India’s fast bowling legend Jhulan Goswami, who is set to retire after a ODI at Lord’s on September 24, has said more scientific research is needed to understand the effects of women’s menstrual cycles on an athlete, particularly in cricket where a player has to be on field for six hours.
“When I was young, I couldn’t even discuss this topic. I would just keep it to myself, not tell coaches, quietly fighting through it. People should research properly, lots of science is there, and if we can find a way to adjust during those menstrual cycles during competition,” Jhulan Goswami told former India coach WV Raman on his Wednesdays with WV show on YouTube.
“That’s the biggest challenging part for a woman athlete. If it [periods] came during competition time, it was a huge challenge to concentrate on your job – you have to be mentally very strong. At that time, it can happen that you aren’t able to concentrate more, deliver more – and people don’t realise that and start talking ‘arre yaar, isko kya ho gaya? But people don’t know the background story. This is the lot of all women athletes around the world and that’s why they are special,” Goswami told Raman.
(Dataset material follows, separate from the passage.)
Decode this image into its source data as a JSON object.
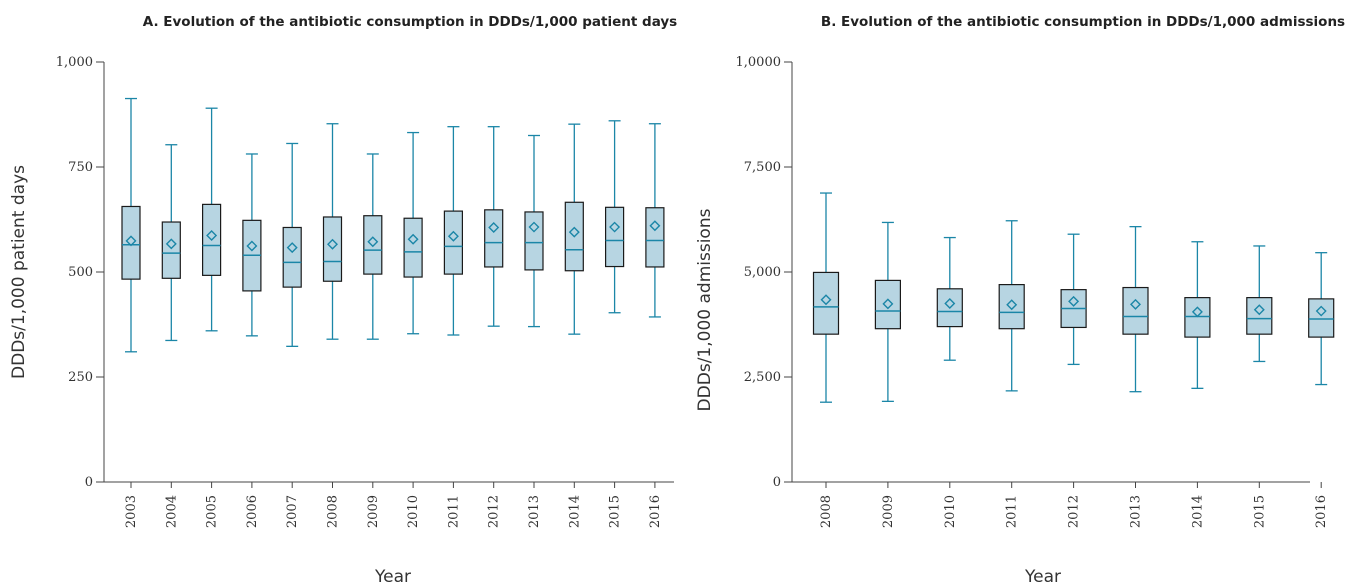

According to a 2021 study on women footballers, found that fluctuations in reproductive hormones can influence tissues such as muscles, tendons and ligaments. The muscle and tendon injury were 88 percent greater during the late follicular period of the menstruation cycle, the time when the brain sends signals to the ovaries to prepare an egg that will be released.
Jhulan Goswami explained how it takes great courage to go through hormonal changes and compete.
“It’s one thing going through the aches and pains of the body but going through that kind of pain and changes in the body is challenging. During match days it’s tough, it takes a lot of courage to come out of that situation and play for 6 hours on a cricket field is a huge task. You have to give a lot of credit to all the girls going through those challenges. You want to be in a room, getting rest but we can’t do that. We can’t be in bed. It’s an important match, we have to be out there for 6 hours. We can’t give excuses and sit.It’s normal – we accept that, and we prepare that way. You can’t give excuses for that and that’s the beauty for our women athletes,” Jhulan said.
When Raman asked her if more research is needed to push the system to help mitigate the challenges for women athletes, something he had prescribed during his term as women’s team coach, Jhulan agreed. “Research is required to see what changes challenges go through and how to mitigate them. Everybody wants to be fresh during competing time. I am happy to see that people are thinking that.”